Crude oil prices pulled back from recent highs this week as diplomatic signals between Washington and Tehran stirred hopes of a resolution to the conflict that has triggered the largest energy supply disruption in recorded history.

WTI settled around $94 per barrel while Brent hovered near the $100 level, both retreating after reports emerged that the two sides were close to a 14-point memorandum of understanding. However, analysts and traders remain broadly bullish on oil, with the structural supply deficit showing few signs of resolving quickly even if a peace deal is eventually reached.

The current price weakness reflects what markets often call a panic premium unwinding. When geopolitical risk subsides, traders reduce the fear component of the oil price. Yet the underlying supply picture remains deeply strained, meaning the floor for crude is considerably higher than it was before the conflict began. Gasoline inventories in the United States have fallen for twelve consecutive weeks, while distillate fuel stocks declined for nine weeks straight, illustrating just how aggressively the domestic supply cushion has been drawn down.

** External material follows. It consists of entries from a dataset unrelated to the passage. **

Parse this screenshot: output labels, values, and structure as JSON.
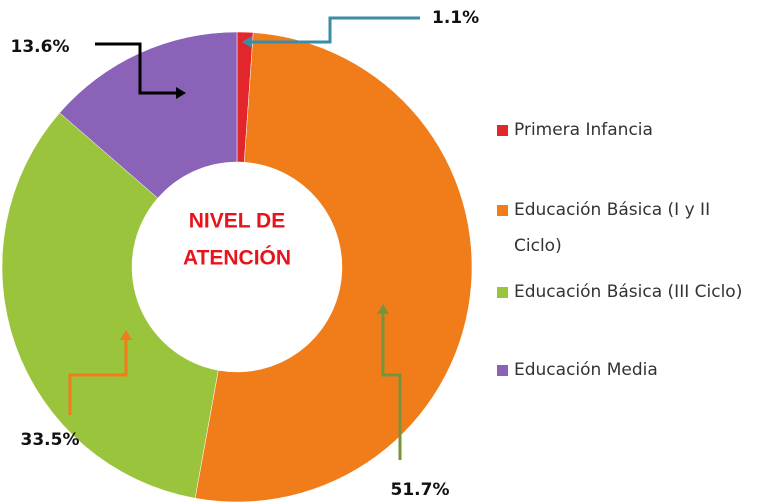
{
  "chart_data": {
    "type": "donut",
    "center_label": [
      "NIVEL DE",
      "ATENCIÓN"
    ],
    "categories": [
      "Primera Infancia",
      "Educación Básica (I y II Ciclo)",
      "Educación Básica (III Ciclo)",
      "Educación Media"
    ],
    "values": [
      1.1,
      51.7,
      33.5,
      13.6
    ],
    "value_labels": [
      "1.1%",
      "51.7%",
      "33.5%",
      "13.6%"
    ],
    "colors": [
      "#e3262b",
      "#f07d1a",
      "#9bc43d",
      "#8a63b8"
    ],
    "legend": "right"
  }
}
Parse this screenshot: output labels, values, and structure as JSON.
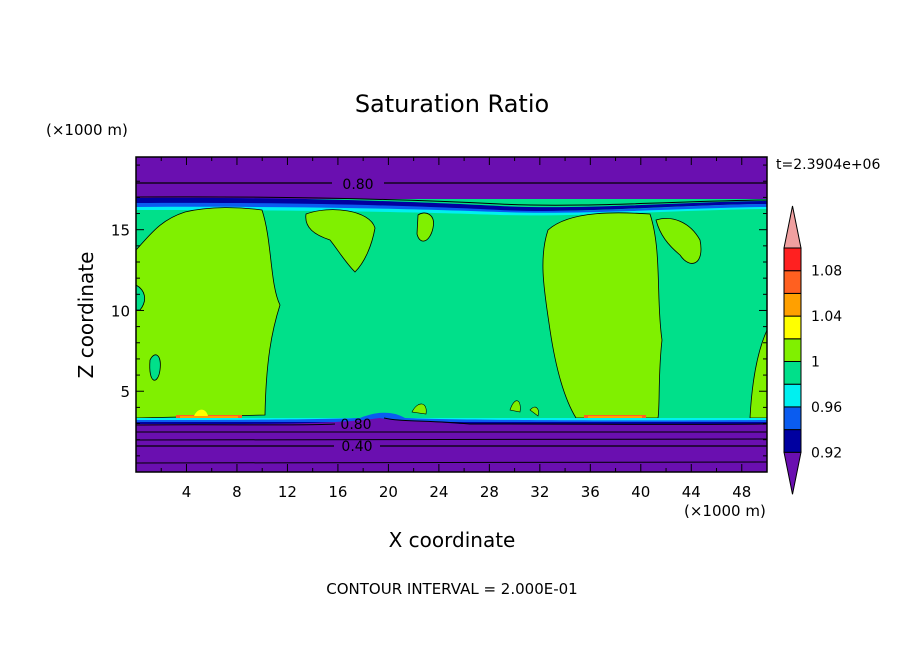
{
  "chart_data": {
    "type": "heatmap",
    "title": "Saturation Ratio",
    "xlabel": "X coordinate",
    "ylabel": "Z coordinate",
    "x_unit": "(×1000 m)",
    "y_unit": "(×1000 m)",
    "time_label": "t=2.3904e+06",
    "footer": "CONTOUR INTERVAL = 2.000E-01",
    "xlim": [
      0,
      50
    ],
    "ylim": [
      0,
      19.5
    ],
    "x_ticks": [
      "4",
      "8",
      "12",
      "16",
      "20",
      "24",
      "28",
      "32",
      "36",
      "40",
      "44",
      "48"
    ],
    "y_ticks": [
      "5",
      "10",
      "15"
    ],
    "colorbar": {
      "labels": [
        "1.08",
        "1.04",
        "1",
        "0.96",
        "0.92"
      ],
      "levels": [
        {
          "color": "#6a0fb0"
        },
        {
          "color": "#0000a0"
        },
        {
          "color": "#0a5cf0"
        },
        {
          "color": "#00f0f0"
        },
        {
          "color": "#00e08a"
        },
        {
          "color": "#80f000"
        },
        {
          "color": "#ffff00"
        },
        {
          "color": "#ffa000"
        },
        {
          "color": "#ff6020"
        },
        {
          "color": "#ff2020"
        },
        {
          "color": "#f0a0a0"
        }
      ]
    },
    "contour_labels": [
      "0.80",
      "0.80",
      "0.40"
    ]
  }
}
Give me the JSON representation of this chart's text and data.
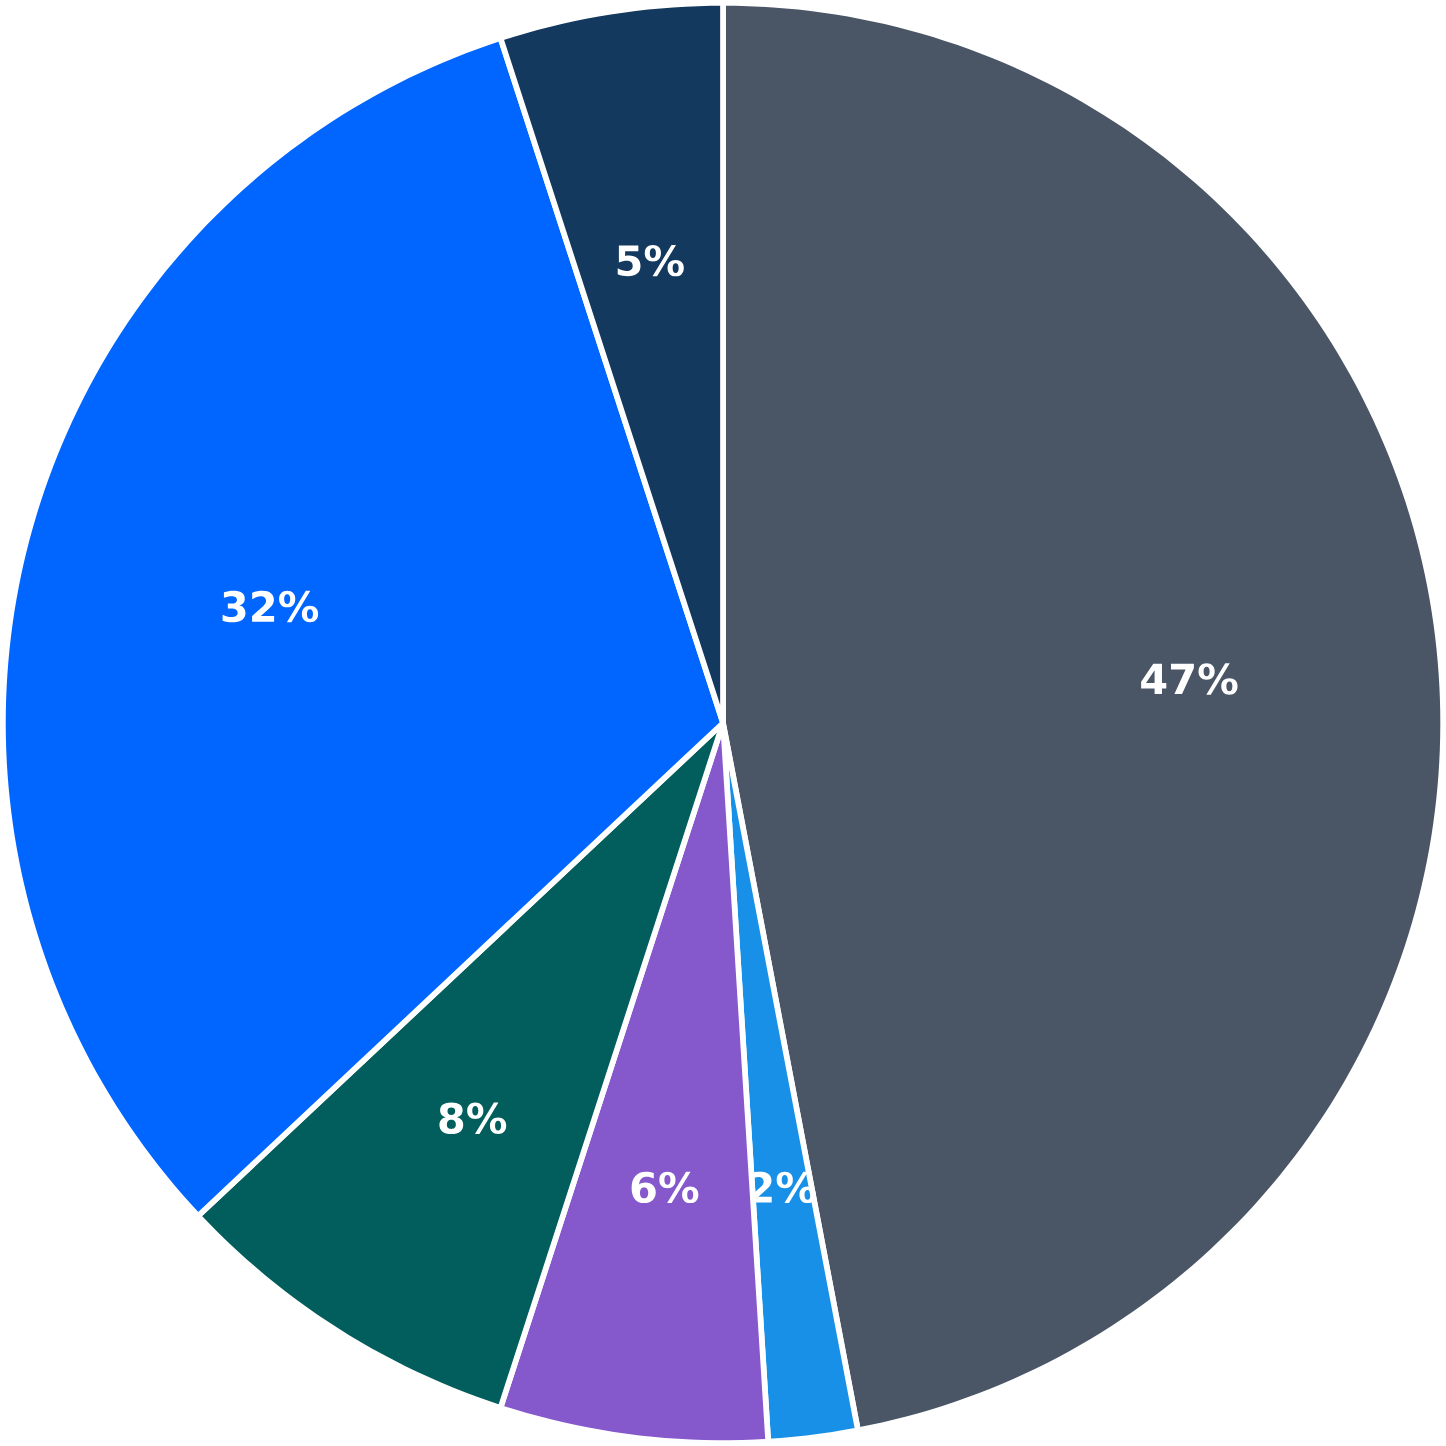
{
  "chart_data": {
    "type": "pie",
    "categories": [
      null,
      null,
      null,
      null,
      null,
      null
    ],
    "values": [
      47,
      2,
      6,
      8,
      32,
      5
    ],
    "value_labels": [
      "47%",
      "2%",
      "6%",
      "8%",
      "32%",
      "5%"
    ],
    "colors": [
      "#4a5565",
      "#1890e8",
      "#8558cc",
      "#025e5c",
      "#0066ff",
      "#14395f"
    ]
  }
}
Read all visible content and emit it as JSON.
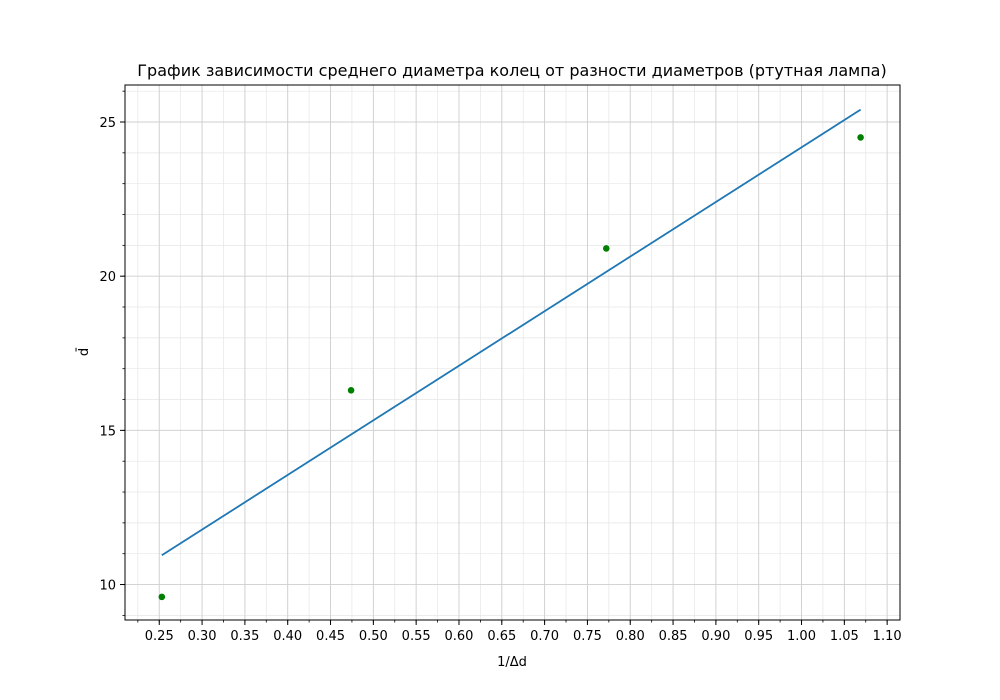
{
  "chart_data": {
    "type": "scatter",
    "title": "График зависимости среднего диаметра колец от разности диаметров (ртутная лампа)",
    "xlabel": "1/Δd",
    "ylabel": "d̄",
    "xlim": [
      0.21,
      1.115
    ],
    "ylim": [
      8.85,
      26.2
    ],
    "x_ticks": [
      "0.25",
      "0.30",
      "0.35",
      "0.40",
      "0.45",
      "0.50",
      "0.55",
      "0.60",
      "0.65",
      "0.70",
      "0.75",
      "0.80",
      "0.85",
      "0.90",
      "0.95",
      "1.00",
      "1.05",
      "1.10"
    ],
    "y_ticks": [
      "10",
      "15",
      "20",
      "25"
    ],
    "grid": true,
    "series": [
      {
        "kind": "scatter",
        "color": "#008000",
        "points": [
          {
            "x": 0.253,
            "y": 9.6
          },
          {
            "x": 0.474,
            "y": 16.3
          },
          {
            "x": 0.772,
            "y": 20.9
          },
          {
            "x": 1.069,
            "y": 24.5
          }
        ]
      },
      {
        "kind": "line",
        "color": "#1f77b4",
        "points": [
          {
            "x": 0.253,
            "y": 10.95
          },
          {
            "x": 1.069,
            "y": 25.4
          }
        ]
      }
    ]
  }
}
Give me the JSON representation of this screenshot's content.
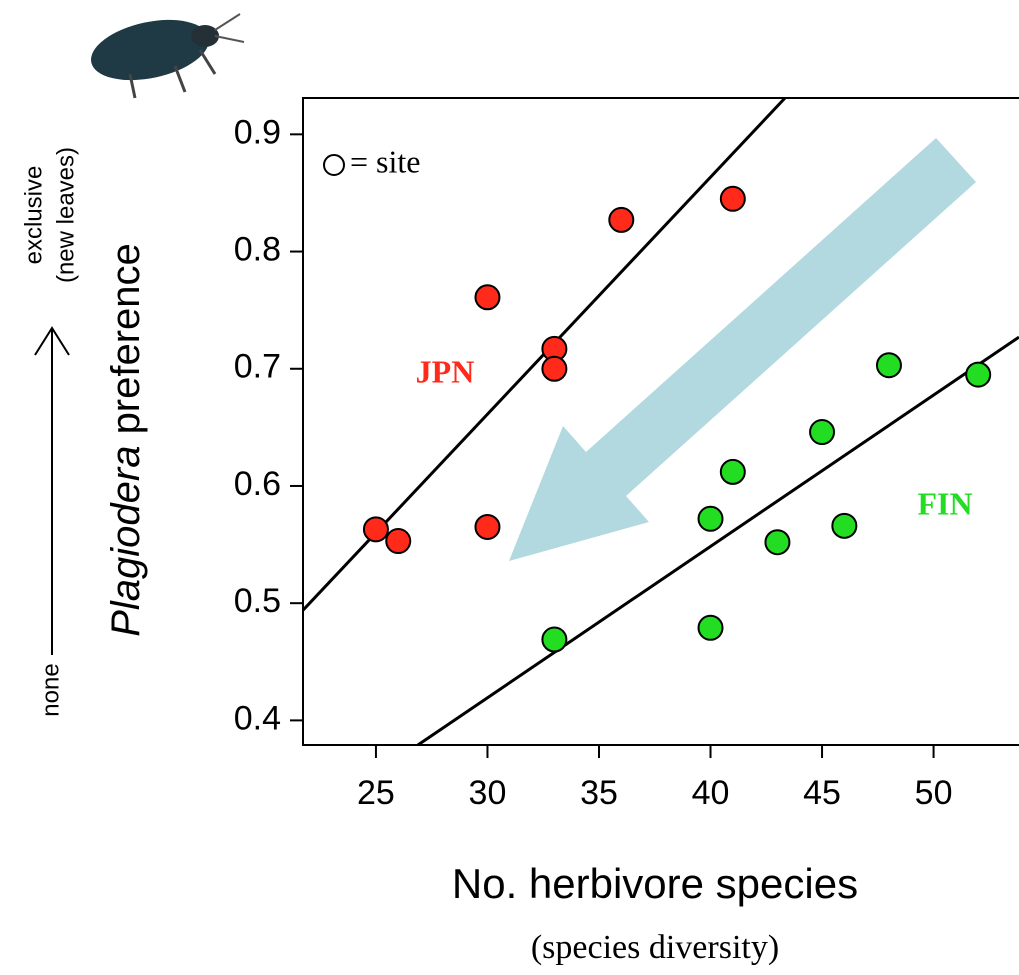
{
  "chart_data": {
    "type": "scatter",
    "y_label_italic": "Plagiodera",
    "y_label_rest": " preference",
    "y_arrow_top": [
      "exclusive",
      "(new leaves)"
    ],
    "y_arrow_bottom": "none",
    "x_label": "No. herbivore species",
    "x_sublabel": "(species diversity)",
    "legend_text": "= site",
    "xlim": [
      21.73,
      53.83
    ],
    "ylim": [
      0.379,
      0.931
    ],
    "xticks": [
      25,
      30,
      35,
      40,
      45,
      50
    ],
    "yticks": [
      0.4,
      0.5,
      0.6,
      0.7,
      0.8,
      0.9
    ],
    "series": [
      {
        "name": "JPN",
        "color": "#ff2a1a",
        "x": [
          25,
          26,
          30,
          30,
          33,
          33,
          36,
          41
        ],
        "values": [
          0.563,
          0.553,
          0.761,
          0.565,
          0.717,
          0.7,
          0.827,
          0.845
        ],
        "fit": {
          "x": [
            21.73,
            43.34
          ],
          "values": [
            0.494,
            0.931
          ]
        }
      },
      {
        "name": "FIN",
        "color": "#22dd22",
        "x": [
          33,
          40,
          40,
          41,
          43,
          45,
          46,
          48,
          52
        ],
        "values": [
          0.469,
          0.572,
          0.479,
          0.612,
          0.552,
          0.646,
          0.566,
          0.703,
          0.695
        ],
        "fit": {
          "x": [
            26.88,
            53.83
          ],
          "values": [
            0.379,
            0.727
          ]
        }
      }
    ]
  }
}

The diplomatic situation itself remains fragile and far from settled. President Trump expressed dissatisfaction with Iran’s revised peace proposal last week, stating that Tehran’s offer did not meet American conditions. A senior Iranian official subsequently appeared to rebuff the US framework entirely, sending prices sharply off their intraday lows after briefly falling more than five percent on deal optimism. Trump has also warned that Iran faces significantly escalated military strikes if a deal is not agreed, underscoring that negotiations could collapse at any point.

Adding to the uncertainty, the Strait of Hormuz remains functionally closed to normal commercial traffic. Iran’s Revolutionary Guard has been seizing vessels attempting to transit without authorisation, and insurance underwriters are refusing to cover tankers crossing the strait even during ceasefire periods. The IEA estimates the conflict is currently disrupting roughly 14 million barrels per day of global oil supply, an extraordinary figure that dwarfs previous supply shocks in scale.

Crucially, market participants are pricing in a slow production recovery even in a post-war scenario. Gulf Cooperation Council production facilities have sustained damage throughout the conflict, and restoring output to pre-war levels is expected to take months rather than weeks. This structural lag means that a peace deal, whenever it arrives, would not immediately flood markets with supply. Prediction market traders on Kalshi currently assign a greater than 50 percent probability that WTI will reach $127 per barrel at some point this year, well above the current trading range.

Inflation dynamics also complicate the broader picture. Elevated energy costs have filtered through to transport, manufacturing, and consumer goods prices across the United States and Europe. Citi equity strategist Scott Chronert noted that the longer the conflict persists, the more it shapes Federal Reserve thinking on interest rates. Higher oil prices for longer create an uncomfortable dilemma for policymakers already navigating sticky core inflation, potentially delaying rate cuts and weighing on growth expectations across equity markets.

For now, the oil market appears content to trade in a range between $95 and $105 on WTI, with directional moves determined almost entirely by diplomatic headlines out of Washington, Tehran, and Islamabad, where Pakistan is serving as a key backchannel mediator. A credible, verified peace deal with confirmed Hormuz reopening would likely send prices sharply lower in the near term. Absent that, the inventory drawdown, infrastructure damage, and lingering geopolitical risk premium should continue to provide a meaningful floor for crude through the summer months.